All Junk Food Ads to Be Banned From Public Transport Stops Over Obesity Concerns

Junk food ads are to be banned from London public transportion stops in a bid to curb child obesity.

The move, announced by the British capital's mayor Sadiq Khan, means that big brands like McDonald's will only be able to feature healthier products on ads at tube stations and bus stops.

Khan said the ban would crack down on promoting foods high in salt, sugar and fat as authorities try to tackle an epidemic described as a "ticking time bomb."

From February 2019, adverts for foods like chocolate bars, burgers and soda will be banned, although healthier options such as unsalted nuts and dried fruits will be allowed.

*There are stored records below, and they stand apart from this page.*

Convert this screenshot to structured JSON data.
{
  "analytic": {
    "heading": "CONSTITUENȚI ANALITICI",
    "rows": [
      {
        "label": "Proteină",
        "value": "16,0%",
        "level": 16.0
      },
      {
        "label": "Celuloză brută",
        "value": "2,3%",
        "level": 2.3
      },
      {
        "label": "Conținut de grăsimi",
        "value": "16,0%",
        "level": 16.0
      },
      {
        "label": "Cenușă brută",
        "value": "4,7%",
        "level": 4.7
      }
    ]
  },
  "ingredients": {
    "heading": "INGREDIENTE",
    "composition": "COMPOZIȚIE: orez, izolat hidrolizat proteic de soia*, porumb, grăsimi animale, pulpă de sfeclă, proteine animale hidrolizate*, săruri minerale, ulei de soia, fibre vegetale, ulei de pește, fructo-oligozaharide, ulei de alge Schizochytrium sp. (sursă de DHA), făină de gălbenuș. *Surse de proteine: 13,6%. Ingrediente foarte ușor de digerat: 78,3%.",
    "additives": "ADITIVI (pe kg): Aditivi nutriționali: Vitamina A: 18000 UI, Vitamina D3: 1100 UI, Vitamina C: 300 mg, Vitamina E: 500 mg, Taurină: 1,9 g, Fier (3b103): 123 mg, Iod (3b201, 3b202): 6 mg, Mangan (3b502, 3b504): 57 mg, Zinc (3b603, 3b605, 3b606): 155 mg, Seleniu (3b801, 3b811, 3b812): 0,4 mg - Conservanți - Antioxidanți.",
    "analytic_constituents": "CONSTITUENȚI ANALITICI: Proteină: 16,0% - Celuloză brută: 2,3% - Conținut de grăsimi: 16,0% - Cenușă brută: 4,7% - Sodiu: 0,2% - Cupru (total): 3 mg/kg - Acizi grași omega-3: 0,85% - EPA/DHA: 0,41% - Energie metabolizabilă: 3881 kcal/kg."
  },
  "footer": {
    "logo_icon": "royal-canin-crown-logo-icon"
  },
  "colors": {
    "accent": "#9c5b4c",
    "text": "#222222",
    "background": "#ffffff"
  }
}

A London Underground sign is displayed at Sloane Square tube station, in London, on November 29, 2017. Junk food ads are to be banned from public transport stops in London to help curb obesity. Jack Taylor/Getty Images

Khan said: "Child obesity is putting the lives of young Londoners at risk and placing huge pressure on our already strained health service."

Khan first announced the initiative back in May after figures from London City Hall showed that a young person in a less affluent borough such as Barking and Dagenham is nearly twice as likely to be overweight as someone from Richmond-Upon-Thames.

"It is absolutely imperative that we take tough action against this ticking time bomb now, and reducing exposure to junk food advertising has a role to play in this—not just for children, but parents, families and carers who buy food and prepare meals," Sky News reported.

London has one of the highest child rates of obesity in Europe. Some 40 percent of children aged 10 and 11 are considered overweight or obese.

Figures revealed this week showed that nearly 7,000 young Britons had Type-2 diabetes, which is linked to obesity.

The charity Diabetes U.K. warned thousands more could be diagnosed with Type-2 diabetes in the next few years. More than a third of children in England are overweight or obese by the time they leave primary school.

It called on the government to ban junk food advertising to children on TV before 9 p.m. and to restrict supermarket price promotions for unhealthy foods.

Earlier this year the charity Cancer Research U.K. said young people who remember seeing junk food adverts were more than twice as likely to be obese.